The study says the amount of space devoted to minorities ranges from about 6 to 12 percent in the six books examined in detail. The proportion of pictures showing minority group members is somewhat larger--from 15 to 40 percent.
In virtually all the books, the study says, there is a similar treatment and tone. History is "no longer written from a single national point of view," it says, but instead from "a variety of group perspectives."
Thus, it says, "the expansion of the American nation to the West becomes the tragedy of the Indian. The history of the South becomes the story of slavery. The story of the growth of industry focuses on the suffering of immigrants." Blacks and American Indians, it says, are presented mostly as victims, whose civilizations were destroyed by whites.
For example, "Rise of the American Nation" provides several pages of information on African kingdoms and empires and also has a warm account of American Indian achievements. "Our American Heritage" describes the European discovery of America as an "opportunity" for whites, but a "catastrophe" for Indians that "brought death to millions . . . and destroyed entire tribes."
Herbert J. Bass, a history professor at Temple University and principal author of "Our American Heritage," acknowledged in an interview that there is little in the texts about the poverty, illiteracy and technological backwardness of these groups that made them vulnerable to conquest.
"It's a version of the Noble Savage that has come into the textbooks," Bass said. "I can see that sometimes there's so much about the skills and abilities of the Indians that it's difficult to understand how they lost."
But he added: "Nobody is going to put that into the book. Some of these things are put in largely for pride. That's a starting point for learning."
Bass said he agreed with the criticism in the report that most of the textbooks are "one-sided" in focusing on conflict and deemphasizing "the group interests that transcend ethnic lines."
He said he thought his own book avoided this slant.
The new report suggests that the texts are "shallow" in discussing how different groups became part of American society. It says they fail to show that the current situation of different groups depends not only on the laws and prejudices toward them, but also on their own skills, communal institutions and previous histories, as well as on the time and place of their arrival in the United States.

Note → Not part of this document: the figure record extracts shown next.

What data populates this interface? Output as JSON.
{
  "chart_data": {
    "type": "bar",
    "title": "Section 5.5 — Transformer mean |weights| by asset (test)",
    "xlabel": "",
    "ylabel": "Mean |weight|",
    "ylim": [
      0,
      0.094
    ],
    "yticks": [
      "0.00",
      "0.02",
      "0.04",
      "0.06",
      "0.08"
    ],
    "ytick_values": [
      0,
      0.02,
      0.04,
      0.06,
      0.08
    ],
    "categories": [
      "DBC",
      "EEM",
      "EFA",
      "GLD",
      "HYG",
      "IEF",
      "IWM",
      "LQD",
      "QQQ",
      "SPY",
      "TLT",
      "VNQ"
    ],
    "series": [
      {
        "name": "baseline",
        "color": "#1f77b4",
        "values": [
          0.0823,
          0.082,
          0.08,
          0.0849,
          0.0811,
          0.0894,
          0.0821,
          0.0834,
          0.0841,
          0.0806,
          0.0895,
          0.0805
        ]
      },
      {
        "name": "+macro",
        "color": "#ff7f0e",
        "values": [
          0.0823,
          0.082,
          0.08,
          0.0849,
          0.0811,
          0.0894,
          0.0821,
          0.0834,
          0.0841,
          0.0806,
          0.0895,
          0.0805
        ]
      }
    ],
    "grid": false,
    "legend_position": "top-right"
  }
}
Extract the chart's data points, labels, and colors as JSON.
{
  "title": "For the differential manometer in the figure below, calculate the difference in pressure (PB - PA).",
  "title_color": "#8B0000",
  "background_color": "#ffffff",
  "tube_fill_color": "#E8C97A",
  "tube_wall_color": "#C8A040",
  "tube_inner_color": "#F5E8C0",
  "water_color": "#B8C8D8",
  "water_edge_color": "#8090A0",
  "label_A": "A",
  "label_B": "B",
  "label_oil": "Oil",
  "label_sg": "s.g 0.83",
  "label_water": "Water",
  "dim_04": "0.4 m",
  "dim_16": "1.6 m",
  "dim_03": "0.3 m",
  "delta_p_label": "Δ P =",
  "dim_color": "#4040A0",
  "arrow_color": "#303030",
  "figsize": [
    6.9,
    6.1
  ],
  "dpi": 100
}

This is particularly a problem with Japanese Americans, said Ueda, who is a Japanese American himself. The group is chiefly portrayed as a victim of prejudice, he said, consigned to internment camps during World War II, but nothing is said of its "amazing social rise" after the war.
"It's not an unfair criticism," Bass said later, "to say the texts tend to portray minorities as victims and still leave out who they are and how they live their lives. There's a limit to what you can get into."
"A lot of folks get jittery when you talk about the characteristics of a particular group," Bass continued. "I confess that there is a concern about invidious comparisons. That's why writers shy away from it. You'll never know how it will be read."
Richard Wilson, coordinator of secondary social studies in Montgomery County, said the analysis in the new report would have been more valid in the late 1960s and early 1970s when "the consensus about American history exploded and many of the books went overboard.
"I think we are returning more to the consensus--the achievements as well as the wart," Wilson said. "But where there has been injustice, the books should tell about it, and most now do. Maybe they don't play it up enough."